HATTIESBURG, Miss. — Despite President Bush’s campaign visits and national Democrats’ desire to use Mississippi as a check on Republican momentum going into 2004, both gubernatorial candidates said the race won’t say much about the national stage.

Both incumbent Democratic Gov. Ronnie Musgrove and Republican challenger Haley Barbour say they have not campaigned on sending a message to Washington.

“We have not run on that message,” said Mr. Barbour, although he added that this does not mean national Democrats wouldn’t try to portray a Barbour loss that way.

“The national Democrats don’t care who the governor of Mississippi is,” Mr. Barbour said. “But because I was chairman of the national [Republican] Party, because I was chairman when Bush got elected governor [of Texas in 1994], because I was on his 10-member exploratory committee and because I appeared on television so much in the Bush-Cheney campaign in 2000, the Democrats have it in their head if they can beat me that will be seen as a defeat for Bush.”

Mr. Musgrove, though, said that has not been the message of his campaign.

“You’ve heard none of us say that,” he told reporters yesterday at a stop in Hattiesburg, where he told an audience at a Boys and Girls Club that he wants another term to continue his work on education.

Mr. Musgrove said the race was strictly about the two candidates and their state. He has spent most of the race trying to portray Mr. Barbour as a Washington insider whose ties have hurt Mississippi.

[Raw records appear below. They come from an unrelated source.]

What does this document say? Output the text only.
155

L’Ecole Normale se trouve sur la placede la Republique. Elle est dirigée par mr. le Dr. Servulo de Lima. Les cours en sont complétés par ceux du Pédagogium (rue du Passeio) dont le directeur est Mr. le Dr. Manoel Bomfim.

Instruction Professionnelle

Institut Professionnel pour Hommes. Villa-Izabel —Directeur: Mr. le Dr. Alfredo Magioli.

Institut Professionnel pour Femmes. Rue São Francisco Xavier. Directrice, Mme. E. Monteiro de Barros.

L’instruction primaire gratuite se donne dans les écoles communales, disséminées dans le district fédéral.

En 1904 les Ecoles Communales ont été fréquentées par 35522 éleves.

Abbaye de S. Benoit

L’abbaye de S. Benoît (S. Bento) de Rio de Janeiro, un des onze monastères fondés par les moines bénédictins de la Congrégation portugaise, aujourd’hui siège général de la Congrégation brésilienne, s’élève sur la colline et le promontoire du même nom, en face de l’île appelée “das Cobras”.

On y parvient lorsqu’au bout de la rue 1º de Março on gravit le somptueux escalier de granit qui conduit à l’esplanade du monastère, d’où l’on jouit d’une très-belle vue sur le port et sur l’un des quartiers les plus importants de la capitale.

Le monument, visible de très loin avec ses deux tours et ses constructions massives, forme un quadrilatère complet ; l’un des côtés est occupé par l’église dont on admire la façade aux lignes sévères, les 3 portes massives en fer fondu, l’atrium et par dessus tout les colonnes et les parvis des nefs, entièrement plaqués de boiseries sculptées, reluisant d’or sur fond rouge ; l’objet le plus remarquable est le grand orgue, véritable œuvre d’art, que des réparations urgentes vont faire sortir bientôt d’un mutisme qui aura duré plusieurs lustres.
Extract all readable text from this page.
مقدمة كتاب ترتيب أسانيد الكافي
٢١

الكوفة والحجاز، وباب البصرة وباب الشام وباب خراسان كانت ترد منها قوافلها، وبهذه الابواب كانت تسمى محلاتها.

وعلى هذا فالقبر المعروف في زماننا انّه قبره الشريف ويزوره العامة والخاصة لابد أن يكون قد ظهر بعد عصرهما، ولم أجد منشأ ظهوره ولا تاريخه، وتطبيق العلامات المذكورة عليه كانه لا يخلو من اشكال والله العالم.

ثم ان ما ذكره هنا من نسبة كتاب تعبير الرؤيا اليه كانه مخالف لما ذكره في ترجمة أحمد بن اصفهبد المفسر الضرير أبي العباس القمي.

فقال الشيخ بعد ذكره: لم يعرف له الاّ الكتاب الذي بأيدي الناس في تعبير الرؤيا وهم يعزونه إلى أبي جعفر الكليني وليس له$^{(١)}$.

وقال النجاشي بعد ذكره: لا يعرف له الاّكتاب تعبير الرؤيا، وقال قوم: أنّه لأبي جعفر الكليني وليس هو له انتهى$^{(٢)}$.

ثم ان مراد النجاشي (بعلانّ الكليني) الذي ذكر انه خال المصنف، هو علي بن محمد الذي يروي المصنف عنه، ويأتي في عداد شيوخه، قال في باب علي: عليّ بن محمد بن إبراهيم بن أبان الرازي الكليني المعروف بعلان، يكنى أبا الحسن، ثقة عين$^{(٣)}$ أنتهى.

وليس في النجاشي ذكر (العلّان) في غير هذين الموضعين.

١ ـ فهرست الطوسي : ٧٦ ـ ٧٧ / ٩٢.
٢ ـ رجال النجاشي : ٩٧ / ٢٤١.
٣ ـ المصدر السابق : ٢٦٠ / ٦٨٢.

“My opponent spent the last 20 years as a multimillionaire Washington, D.C., lobbyist, representing countries and companies that don’t care about us, the people of Mississippi, our families, or good jobs for our good people,” he said.

But he told the gathering the race will send a message about what kind of state Mississippi is.

“[Election] night we can send a signal to all the high-powered reporters and television people from across America that we believe, in Mississippi, in leadership. We believe in putting Mississippi first,” Mr. Musgrove said.

National Republicans certainly have invested themselves. Mr. Bush has made two visits, including a two-stop swing Saturday. Former New York Mayor Rudolph W. Giuliani and former Sen. Bob Dole also have campaigned with Mr. Barbour.

Meanwhile, Mr. Barbour pointed out that Mr. Musgrove campaigned for Vice President Al Gore in Mississippi during the 2000 presidential race. This year, no national Democratic figure has campaigned with Mr. Musgrove.

But Mr. Barbour said he hasn’t nationalized the election, and said the national figures who have campaigned for him in the last week have been focused on turnout.

Both men are running as pro-life supporters of gun rights. Mr. Musgrove has the endorsement of the National Rifle Association, while Mr. Barbour has the endorsement of former NRA President Charlton Heston. Mr. Musgrove also has said he will not raise taxes in the next four years.

National politicians will be watching the election turnout. Republicans have tried to establish a 72-hour task force, which they believe was successful in the 2002 federal elections.

Mr. Barbour said his campaign have a task force in every county in the state working, and he predicted a large turnout that would bode well for Republicans.

“If there’s a big turnout … it’s good for me. But it’s going to be a close election,” he said.